GLP announced that it has entered into an agreement to acquire a US$4.55bn US logistics portfolio from Industrial Income Trust at a 5.6% cap rate. This portfolio comprises 58msf of in-fill logistics assets spread across 20 major markets including Los Angeles, Metro D.C. and Pennsylvania. The portfolio has a weighted average lease expiry of 5.5 years and is 93% leased currently to about 600 tenants including notable names such as Amazon, Home Depot, CEVA Logistics and HanesBrands. Based on a 60% LTV, the initial financing structure will comprise US$1.9bn equity and US$2.9bn debt.
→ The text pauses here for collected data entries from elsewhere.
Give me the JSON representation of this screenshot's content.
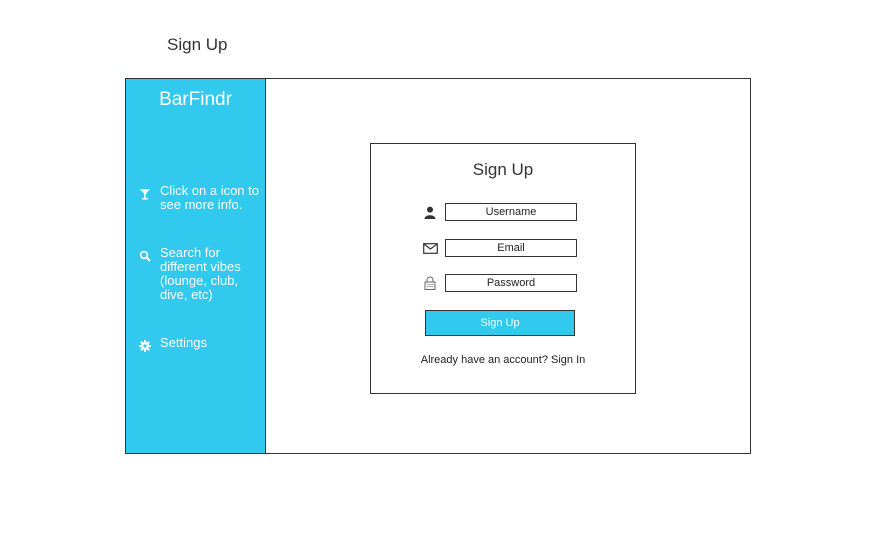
{
  "page": {
    "title": "Sign Up"
  },
  "sidebar": {
    "brand": "BarFindr",
    "items": [
      {
        "icon": "cocktail-glass-icon",
        "label": "Click on a icon to see more info."
      },
      {
        "icon": "search-icon",
        "label": "Search for different vibes (lounge, club, dive, etc)"
      },
      {
        "icon": "gear-icon",
        "label": "Settings"
      }
    ]
  },
  "form": {
    "title": "Sign Up",
    "username": {
      "icon": "user-icon",
      "placeholder": "Username",
      "value": ""
    },
    "email": {
      "icon": "envelope-icon",
      "placeholder": "Email",
      "value": ""
    },
    "password": {
      "icon": "lock-icon",
      "placeholder": "Password",
      "value": ""
    },
    "submit_label": "Sign Up",
    "signin_prompt": "Already have an account?",
    "signin_link": "Sign In"
  },
  "colors": {
    "accent": "#31c9ee",
    "border": "#333333"
  }
}
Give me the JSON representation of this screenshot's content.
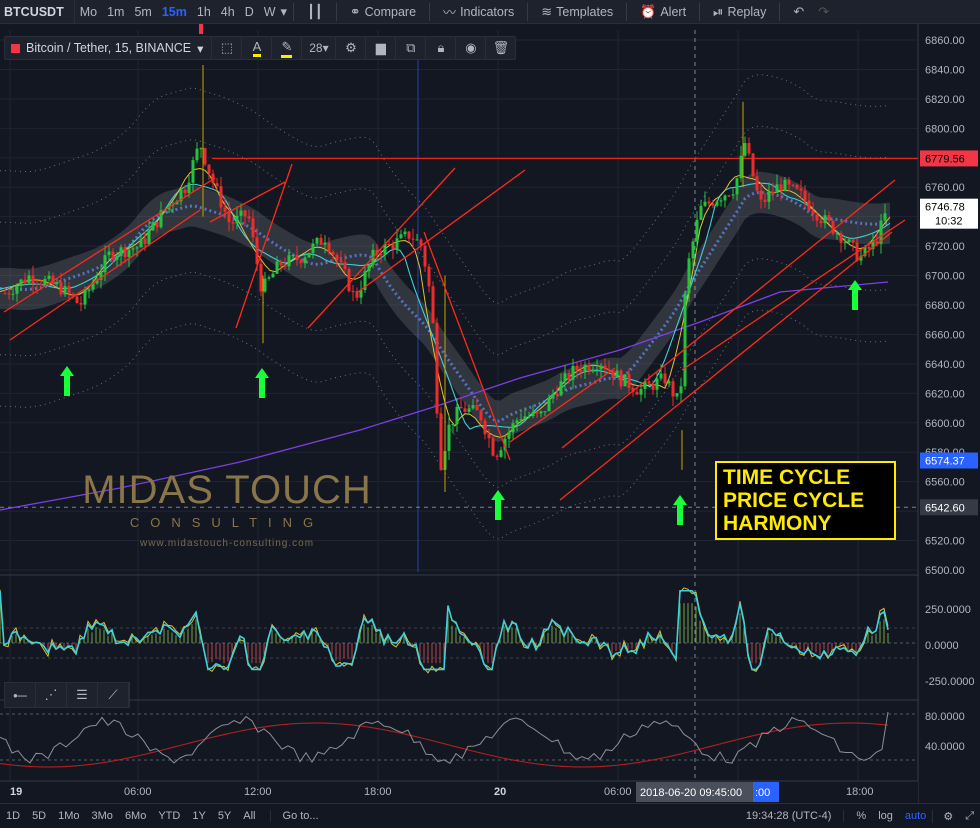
{
  "toolbar": {
    "symbol": "BTCUSDT",
    "intervals": [
      "Mo",
      "1m",
      "5m",
      "15m",
      "1h",
      "4h",
      "D",
      "W"
    ],
    "active_interval": "15m",
    "compare_label": "Compare",
    "indicators_label": "Indicators",
    "templates_label": "Templates",
    "alert_label": "Alert",
    "replay_label": "Replay"
  },
  "legend": {
    "title": "Bitcoin / Tether, 15, BINANCE",
    "font_size": "28"
  },
  "price_axis": {
    "ticks": [
      "6860.00",
      "6840.00",
      "6820.00",
      "6800.00",
      "6780.00",
      "6760.00",
      "6740.00",
      "6720.00",
      "6700.00",
      "6680.00",
      "6660.00",
      "6640.00",
      "6620.00",
      "6600.00",
      "6580.00",
      "6560.00",
      "6540.00",
      "6520.00",
      "6500.00"
    ],
    "labels": {
      "resistance": "6779.56",
      "last_price": "6746.78",
      "countdown": "10:32",
      "blue_level": "6574.37",
      "crosshair": "6542.60"
    }
  },
  "osc_axis": {
    "ticks": [
      "250.0000",
      "0.0000",
      "-250.0000"
    ]
  },
  "rsi_axis": {
    "ticks": [
      "80.0000",
      "40.0000"
    ]
  },
  "time_axis": {
    "labels": [
      "19",
      "06:00",
      "12:00",
      "18:00",
      "20",
      "06:00",
      "18:00"
    ],
    "crosshair_date": "2018-06-20 09:45:00",
    "crosshair_tail": ":00"
  },
  "annotation": {
    "line1": "TIME CYCLE",
    "line2": "PRICE CYCLE",
    "line3": "HARMONY"
  },
  "watermark": {
    "brand": "MIDAS TOUCH",
    "sub": "CONSULTING",
    "url": "www.midastouch-consulting.com"
  },
  "bottom": {
    "ranges": [
      "1D",
      "5D",
      "1Mo",
      "3Mo",
      "6Mo",
      "YTD",
      "1Y",
      "5Y",
      "All"
    ],
    "goto": "Go to...",
    "clock": "19:34:28 (UTC-4)",
    "percent": "%",
    "log": "log",
    "auto": "auto"
  },
  "colors": {
    "bg": "#131722",
    "up": "#26c23c",
    "down": "#ef2b2b",
    "channel": "#ff2a1a",
    "arrow": "#19ff3a",
    "accent": "#2962ff",
    "ema_yellow": "#e0c232",
    "ema_cyan": "#3fd0d8",
    "ma_purple": "#7b3fe4"
  }
}
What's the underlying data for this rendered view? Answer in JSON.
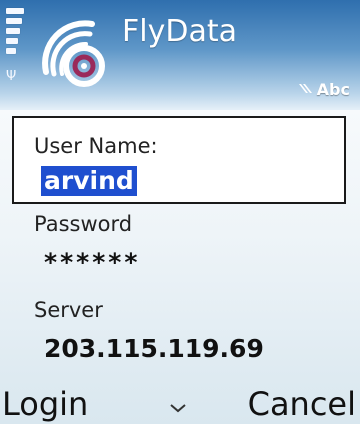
{
  "status": {
    "signal_bars": 5,
    "antenna_icon": "antenna-icon",
    "input_mode_label": "Abc",
    "input_mode_icon": "pen-input-icon"
  },
  "header": {
    "app_title": "FlyData",
    "logo_icon": "flydata-logo-icon"
  },
  "form": {
    "username": {
      "label": "User Name:",
      "value": "arvind"
    },
    "password": {
      "label": "Password",
      "value": "******"
    },
    "server": {
      "label": "Server",
      "value": "203.115.119.69"
    }
  },
  "softkeys": {
    "left": "Login",
    "right": "Cancel",
    "scroll_icon": "chevron-down-icon"
  },
  "colors": {
    "header_top": "#2f6fae",
    "selection": "#1f4fcf",
    "text": "#111111"
  }
}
GLP will initially hold a 100% stake when the deal is completed in Nov 2015 (to be funded with existing cash resources and credit facilities) and intends to pare down its share to 10% by Apr 2016. GLP's share of equity equates to US$190m, based on a 10% stake.
What We Think
This will be GLP’s second purchase in the US and will expand its US footprint to 173msf, making the group the second largest property owner and operator in the country. Post transaction, the US will account for 6% of GLP's NAV. This purchase is expected to be both earnings- and RNAV-accretive. Apart from its share of rental income from the portfolio, GLP will also be able to grow its fee income base as total AUM will expand to US$33bn. In terms of impact, this purchase, including fee income, could raise net profit by c.US$28m or about 10% of bottomline. Furthermore, the combined portfolio is expected to generate more synergies through economies of scale with minimal additional G&A expenses and upside potential from increasing occupancy and rents in the medium term.
What You Should Do
We raise our FY17/18 earnings forecasts by 3.9%/3.3% and lift our RNAV estimate to S$3.34 to factor in this transaction. We continue to like GLP for its value creation in China and expansion of its fee income platform, which should enhance ROE in the longer run. We retain our Add call with a higher target price of S$3.34, based on parity with RNAV.